Marché Virtuel, une approche de la chasse à l’ère de la simulation | 01/06/2067

Un nouveau type de supermarché a vu le jour. Il correspond à une forme de demande provenant de consommateurs convaincus de la nécessité pour leur santé de faire leurs courses différemment. Une étude récente a démontré que le confort excessif était une source d’altération mentale et physique qui pourrait mener à une dégénérescence de l’espèce humaine dans les prochains siècles. Des chercheurs en anthropologie de l’université de la Sorbonne ont mis en lumière l’intérêt pour les humains de se ressourcer dans des simulations pour stimuler des fonctions primitives de leur psychisme. La chasse aux bêtes féroces était selon eux un exercice crucial dans la construction de la psyché humaine. Les hommes préhistoriques sont souvent présentés comme des exemples qu’il faut imiter pour retrouver un équilibre émotionnel et psychique. Si la chasse demeure une activité très répandue sur Terre, le nombre de personnes des sociétés développées se nourrissant de cette manière demeure peu élevé. Avec la consommation de masse, la viande se trouve dans des supermarchés et aucun effort n’est nécessaire pour se la procurer.

La chaîne Marché Virtuel s’est inspirée de ces théories pour mettre en place de nouveaux services. Pour obtenir de la viande, il faut la mériter, et abattre les animaux virtuellement. L’équipement permettant une immersion virtuelle très réaliste plonge les consommateurs dans des simulations d’environnements naturels. Ils font l’expérience de la chasse dans des lieux et périodes variés. Ils peuvent chasser l’ours au Moyen Age en Europe, le mammouth en Sibérie, ou le lion en Afrique avec des armes du lieu et de l’époque choisis, ou bien laisser libre cours à leur imagination et tuer les animaux virtuellement avec des armes issues de scénarios de science-fiction. De nombreux consommateurs sont séduits par cette formule. Ils peuvent s’inscrire au Marché Virtuel pour la durée de leur choix et partent avec la viande réelle provenant de leur chasse virtuelle.
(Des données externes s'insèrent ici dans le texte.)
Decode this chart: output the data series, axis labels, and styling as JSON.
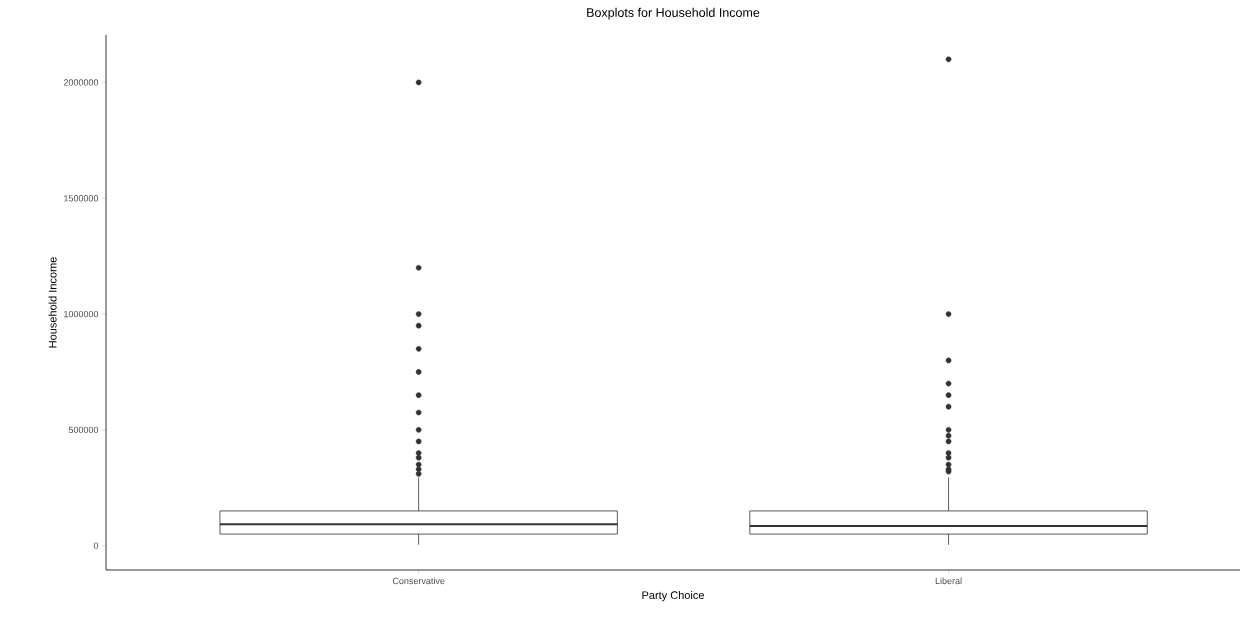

La viande d’animaux disparus coûte plus cher mais est disponible grâce à la chimie et à la création d’animaux modifiés génétiquement.

Si les opposants à la chasse ont manifesté leur opposition à des pratiques qui pourraient réactiver la violence chez des consommateurs qui furent pacifiés ces dernières décennies, Marché Virtuel bénéficie du soutien des scientifiques et des utilisateurs. La plupart des grandes chaînes de supermarchés se dotent de salles immersives dans lesquelles la pratique de la chasse virtuelle joint l’utile et l’agréable. Les fleuristes sont aussi intéressés par cette pratique. S’il est possible de se procurer de la viande après une session de simulation, il est aussi envisagé de proposer la cueillette de fleurs et de légumes. Le retour à la nature grâce à la simulation devrait éviter à l’Humanité de sombrer dans une psychose collective dans des sociétés dans lesquelles la technologie et l’innovation ont rendu obsolètes des pratiques pourtant fondamentales.
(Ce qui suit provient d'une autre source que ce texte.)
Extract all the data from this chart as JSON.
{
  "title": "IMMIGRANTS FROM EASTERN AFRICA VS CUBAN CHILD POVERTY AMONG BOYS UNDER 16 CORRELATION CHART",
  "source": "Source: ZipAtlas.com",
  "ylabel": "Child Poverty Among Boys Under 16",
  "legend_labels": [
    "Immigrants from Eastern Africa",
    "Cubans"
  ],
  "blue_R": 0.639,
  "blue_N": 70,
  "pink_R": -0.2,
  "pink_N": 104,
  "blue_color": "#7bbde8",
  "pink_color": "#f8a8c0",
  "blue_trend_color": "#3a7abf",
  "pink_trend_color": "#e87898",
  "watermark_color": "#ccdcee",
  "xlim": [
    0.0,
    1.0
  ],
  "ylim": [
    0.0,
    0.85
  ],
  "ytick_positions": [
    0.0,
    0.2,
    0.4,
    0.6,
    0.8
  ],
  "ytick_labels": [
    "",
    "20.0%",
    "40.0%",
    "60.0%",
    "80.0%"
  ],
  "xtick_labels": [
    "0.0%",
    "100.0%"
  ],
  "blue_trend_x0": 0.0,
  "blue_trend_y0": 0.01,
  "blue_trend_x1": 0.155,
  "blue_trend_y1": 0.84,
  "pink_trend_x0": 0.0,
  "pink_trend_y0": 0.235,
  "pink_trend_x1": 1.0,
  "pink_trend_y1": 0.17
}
Les simulations présentes dans les Marchés Virtuels ont été expérimentées par l’armée. Le but était de former des soldats à la chasse d’animaux capables de survivre sur des exoplanètes. Dans les 50 prochaines années, le peuplement d’autres mondes est envisagé. Pour se nourrir, les colons humains devront créer des écosystèmes adaptés aux conditions de vie loin de la Terre. Les animaux qu’il est prévu d’implanter devront être chassés par les colons. Les militaires ont donc créé, avec l’aide de nombreux centres de recherche, des espèces nouvelles que les soldats ont rencontrées dans les simulations. Les expériences ont montré que les plus aguerris étaient capables de se nourrir avec le produit de chasses qui n’auront plus rien de virtuel à l’ère de la colonisation d’autres planètes.
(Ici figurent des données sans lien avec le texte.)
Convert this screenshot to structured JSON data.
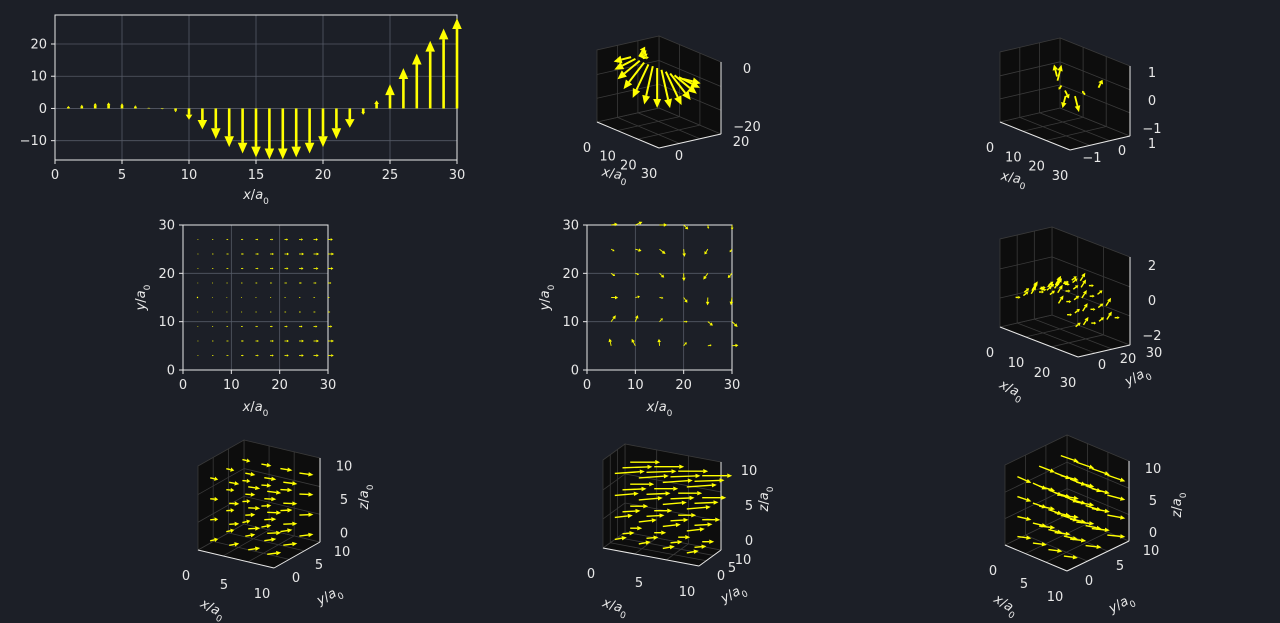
{
  "colors": {
    "background": "#1c1f27",
    "arrow": "#ffff00",
    "axis": "#e8e8e8",
    "grid": "#555a66",
    "pane": "#0d0d0d",
    "pane_edge": "#3a3a3a"
  },
  "chart_data": [
    {
      "type": "quiver",
      "dims": 2,
      "view": "x-vs-component",
      "xlabel_var": "x",
      "xlabel_sub": "0",
      "xlim": [
        0,
        30
      ],
      "ylim": [
        -16,
        29
      ],
      "xticks": [
        "0",
        "5",
        "10",
        "15",
        "20",
        "25",
        "30"
      ],
      "yticks": [
        "−10",
        "0",
        "10",
        "20"
      ],
      "xtick_values": [
        0,
        5,
        10,
        15,
        20,
        25,
        30
      ],
      "ytick_values": [
        -10,
        0,
        10,
        20
      ],
      "grid": true,
      "x": [
        1,
        2,
        3,
        4,
        5,
        6,
        7,
        8,
        9,
        10,
        11,
        12,
        13,
        14,
        15,
        16,
        17,
        18,
        19,
        20,
        21,
        22,
        23,
        24,
        25,
        26,
        27,
        28,
        29,
        30
      ],
      "values": [
        0.8,
        1.2,
        1.7,
        1.9,
        1.6,
        1.0,
        0.3,
        -0.3,
        -1.2,
        -3.5,
        -6.5,
        -9.5,
        -12.0,
        -14.0,
        -15.2,
        -15.8,
        -15.8,
        -15.2,
        -14.0,
        -12.0,
        -9.5,
        -6.0,
        -2.0,
        2.5,
        7.5,
        12.5,
        17.0,
        21.0,
        24.8,
        28.0
      ]
    },
    {
      "type": "quiver3d",
      "xticks": [
        "0",
        "10",
        "20",
        "30"
      ],
      "yticks": [
        "0",
        "20"
      ],
      "zticks": [
        "−20",
        "0"
      ],
      "xlabel_var": "x",
      "xlabel_sub": "0"
    },
    {
      "type": "quiver3d",
      "xticks": [
        "0",
        "10",
        "20",
        "30"
      ],
      "yticks": [
        "−1",
        "0",
        "1"
      ],
      "zticks": [
        "−1",
        "0",
        "1"
      ],
      "xlabel_var": "x",
      "xlabel_sub": "0"
    },
    {
      "type": "quiver",
      "dims": 2,
      "xlim": [
        0,
        30
      ],
      "ylim": [
        0,
        30
      ],
      "xticks": [
        "0",
        "10",
        "20",
        "30"
      ],
      "yticks": [
        "0",
        "10",
        "20",
        "30"
      ],
      "xtick_values": [
        0,
        10,
        20,
        30
      ],
      "ytick_values": [
        0,
        10,
        20,
        30
      ],
      "grid": true,
      "xlabel_var": "x",
      "xlabel_sub": "0",
      "ylabel_var": "y",
      "ylabel_sub": "0"
    },
    {
      "type": "quiver",
      "dims": 2,
      "xlim": [
        0,
        30
      ],
      "ylim": [
        0,
        30
      ],
      "xticks": [
        "0",
        "10",
        "20",
        "30"
      ],
      "yticks": [
        "0",
        "10",
        "20",
        "30"
      ],
      "xtick_values": [
        0,
        10,
        20,
        30
      ],
      "ytick_values": [
        0,
        10,
        20,
        30
      ],
      "grid": true,
      "xlabel_var": "x",
      "xlabel_sub": "0",
      "ylabel_var": "y",
      "ylabel_sub": "0"
    },
    {
      "type": "quiver3d",
      "xticks": [
        "0",
        "10",
        "20",
        "30"
      ],
      "yticks": [
        "0",
        "20",
        "30"
      ],
      "zticks": [
        "−2",
        "0",
        "2"
      ],
      "xlabel_var": "x",
      "xlabel_sub": "0",
      "ylabel_var": "y",
      "ylabel_sub": "0"
    },
    {
      "type": "quiver3d",
      "xticks": [
        "0",
        "5",
        "10"
      ],
      "yticks": [
        "0",
        "5",
        "10"
      ],
      "zticks": [
        "0",
        "5",
        "10"
      ],
      "xlabel_var": "x",
      "xlabel_sub": "0",
      "ylabel_var": "y",
      "ylabel_sub": "0",
      "zlabel_var": "z",
      "zlabel_sub": "0"
    },
    {
      "type": "quiver3d",
      "xticks": [
        "0",
        "5",
        "10"
      ],
      "yticks": [
        "0",
        "5",
        "10"
      ],
      "zticks": [
        "0",
        "5",
        "10"
      ],
      "xlabel_var": "x",
      "xlabel_sub": "0",
      "ylabel_var": "y",
      "ylabel_sub": "0",
      "zlabel_var": "z",
      "zlabel_sub": "0"
    },
    {
      "type": "quiver3d",
      "xticks": [
        "0",
        "5",
        "10"
      ],
      "yticks": [
        "0",
        "5",
        "10"
      ],
      "zticks": [
        "0",
        "5",
        "10"
      ],
      "xlabel_var": "x",
      "xlabel_sub": "0",
      "ylabel_var": "y",
      "ylabel_sub": "0",
      "zlabel_var": "z",
      "zlabel_sub": "0"
    }
  ]
}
L’expérience de Marché Virtuel s’est inspirée de ces tests militaires, en rendant les courses alimentaires ludiques. Les vertus psychiques de ce type de simulations sont cependant encore questionnées dans des débats virulents, certains opposants craignant une surenchère et une apologie de la guerre et de la barbarie à l’avenir, la civilisation des mœurs étant un acquis fragile qu’il convient de protéger, malgré les tentations offertes par les technologies de virtualisation.